Imagine you're a parent and grew up living and breathing sports. You go to all the games for your city, support all the local professional teams, and can't get enough of it until you have your firstborn son and you get a chance to pass that passion onto him. So you enroll him in a CYC (Catholic Youth Council) soccer program and go to his first game.
You watch in awe as your six-year-old prodigy, the second coming of Cristiano Ronaldo, starts making dirt castles away from the play.
That was me. I was that kid. When I first started playing sports, my dad told me I would be running around with my arms out making airplane noises while the other kids were chasing the ball.

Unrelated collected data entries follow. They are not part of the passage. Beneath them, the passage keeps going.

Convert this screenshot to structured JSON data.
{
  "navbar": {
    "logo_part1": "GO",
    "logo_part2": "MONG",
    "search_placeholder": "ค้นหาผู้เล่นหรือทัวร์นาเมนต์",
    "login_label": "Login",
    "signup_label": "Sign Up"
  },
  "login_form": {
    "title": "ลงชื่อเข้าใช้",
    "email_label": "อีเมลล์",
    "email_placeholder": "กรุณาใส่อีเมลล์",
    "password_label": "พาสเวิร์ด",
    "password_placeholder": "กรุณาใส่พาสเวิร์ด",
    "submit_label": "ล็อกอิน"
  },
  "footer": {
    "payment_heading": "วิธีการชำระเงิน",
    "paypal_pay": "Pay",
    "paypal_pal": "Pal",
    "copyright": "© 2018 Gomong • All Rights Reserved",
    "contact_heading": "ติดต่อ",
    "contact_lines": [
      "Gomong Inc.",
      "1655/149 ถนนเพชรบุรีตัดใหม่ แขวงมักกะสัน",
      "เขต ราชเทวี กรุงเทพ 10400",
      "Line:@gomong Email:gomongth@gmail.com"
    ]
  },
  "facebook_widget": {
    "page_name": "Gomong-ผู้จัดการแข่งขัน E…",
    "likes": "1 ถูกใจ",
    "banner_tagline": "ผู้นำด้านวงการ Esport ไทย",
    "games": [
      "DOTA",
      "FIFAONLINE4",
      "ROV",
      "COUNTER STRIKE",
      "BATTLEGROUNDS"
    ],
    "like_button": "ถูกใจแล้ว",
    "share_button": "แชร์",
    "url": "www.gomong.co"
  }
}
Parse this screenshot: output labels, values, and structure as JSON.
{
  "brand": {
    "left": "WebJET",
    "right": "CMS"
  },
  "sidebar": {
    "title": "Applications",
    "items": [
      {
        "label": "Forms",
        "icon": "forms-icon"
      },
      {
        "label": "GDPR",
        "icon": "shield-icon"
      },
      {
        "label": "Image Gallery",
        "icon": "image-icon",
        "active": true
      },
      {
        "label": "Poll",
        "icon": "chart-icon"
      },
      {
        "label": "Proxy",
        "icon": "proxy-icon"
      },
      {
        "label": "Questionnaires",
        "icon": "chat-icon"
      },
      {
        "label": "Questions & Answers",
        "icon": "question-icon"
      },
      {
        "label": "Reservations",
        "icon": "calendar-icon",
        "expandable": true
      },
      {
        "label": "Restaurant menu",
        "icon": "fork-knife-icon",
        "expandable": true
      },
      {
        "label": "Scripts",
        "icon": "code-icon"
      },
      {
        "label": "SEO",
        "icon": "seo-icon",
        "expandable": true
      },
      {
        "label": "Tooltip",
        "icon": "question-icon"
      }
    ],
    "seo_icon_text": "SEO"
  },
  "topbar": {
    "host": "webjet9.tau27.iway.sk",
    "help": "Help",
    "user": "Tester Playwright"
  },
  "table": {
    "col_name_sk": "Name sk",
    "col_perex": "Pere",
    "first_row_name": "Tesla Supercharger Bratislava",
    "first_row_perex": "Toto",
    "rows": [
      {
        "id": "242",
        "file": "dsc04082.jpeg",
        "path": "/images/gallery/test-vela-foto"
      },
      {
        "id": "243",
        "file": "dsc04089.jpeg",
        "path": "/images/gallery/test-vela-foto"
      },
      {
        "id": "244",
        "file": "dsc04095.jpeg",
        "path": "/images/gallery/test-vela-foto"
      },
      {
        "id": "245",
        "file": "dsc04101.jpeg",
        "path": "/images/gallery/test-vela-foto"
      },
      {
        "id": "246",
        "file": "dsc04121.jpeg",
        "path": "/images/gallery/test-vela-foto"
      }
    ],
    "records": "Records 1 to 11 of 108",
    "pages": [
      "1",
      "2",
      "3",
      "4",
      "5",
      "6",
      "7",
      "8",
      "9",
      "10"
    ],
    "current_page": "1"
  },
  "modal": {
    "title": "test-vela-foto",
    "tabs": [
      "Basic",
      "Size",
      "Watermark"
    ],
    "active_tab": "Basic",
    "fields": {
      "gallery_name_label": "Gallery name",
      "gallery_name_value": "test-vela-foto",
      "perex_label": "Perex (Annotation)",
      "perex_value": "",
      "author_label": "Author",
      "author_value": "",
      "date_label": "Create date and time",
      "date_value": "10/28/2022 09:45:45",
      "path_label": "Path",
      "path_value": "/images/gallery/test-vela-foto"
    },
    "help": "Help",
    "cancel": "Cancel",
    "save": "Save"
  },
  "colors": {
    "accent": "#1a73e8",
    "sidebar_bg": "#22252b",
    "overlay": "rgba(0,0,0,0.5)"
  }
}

Which was strange, to him, because I'd sit on his lap and watch any sports with him all day long, whether it was the Rams for football, the Blues for hockey, or the beloved St. Louis Cardinals, who at the time, were absolutely dominating the league with postseason appearance after postseason appearance.
Around the age of 7 or 8, the flip switched. I went from chasing butterflies on the soccer field to chasing hat tricks and, my dad, seeing the potential for athletic growth, signed me up to play baseball too.
The transition for me was fairly easy given all the running I had been doing in soccer and the number of my times my dad and I would play catch in the backyard after watching another Cardinals win. I knew the game well and knew that I wanted to be a center-fielder, just like my favorite player, Jim Edmonds.
So at that time in CYC baseball, kids weren't expected to be good. They did the whole charade of letting everyone bat, the outs don't really matter and the records didn't either, that sort of thing.
Unfortunately, my childhood best friend and I didn't get that memo.
I remember making diving catches at shortstop, throwing to first base with plenty of time to get the runner, and the fans cheering, surprised by a two-foot toddler actually being able to make a play.
So my friend's dad started a select team the next year, and I found my home in the outfield. I loved running down balls and getting that same surprised reaction from fans and even players who were sure they hit a ball that would drop easily.
I didn't care as much about batting, but that feeling of "yeah, I caught that" was absolutely addicting. I would still go home and play catch with my dad, but if he made the catches too easy for me, I'd tell him to lead me more, until we'd be out there for an hour and a half just working on tracking hard to catch balls at full speed and I'd come inside to deal with the wrath of my mother about the grass stains on my clothes.
I'd go to my uncle's house, who had a desktop computer AND color printer, and he'd let us print out any pictures we wanted off the internet. So I looked up the coolest picture I could think of; Jim Edmonds picking a home run with his backhand just centimeters before it touched down, printed it, framed it, and hung it on my wall.
As I got older, in select ball you got to pick your numbers every year, so I always picked #15. Our team got to walk on the field at Busch Stadium and I kept trying to dig my shoes into the wall to see if I could reach to rob one, I made my first email and made my username twelcher15. Along with playing catch with my dad, I'd go with my neighbors to the common ground in our subdivision and play whiffle ball and every time I went yard, I'd drop my bat and extend both arms over my head as my role model did in the '04 NLCS.
But there's one experience that really stands out.
It was a night game, in between games of a doubleheader, and the field we were going to playing our next game on was absolutely saturated. Our coach could not believe it wasn't canceled, but we were young enough, we didn't care we just wanted to play.
So after my mom got me a Gatorade and a hot dog, I came back and asked one of my teammates if they'd play catch with me for a bit and they said sure. 10 minutes later, I was laying out for balls, getting absolutely soaked with water and caked in mud, without a care in the world. After a while, my teammates joined me in the outfield while one of our buddies launched balls into the atmosphere with only one rule, the catch would only count if you dove to get there.
We called the game "Jimmy Edmonds" and I'll never forget that day or what that game's namesake meant to the development of my love for baseball and sports as a whole.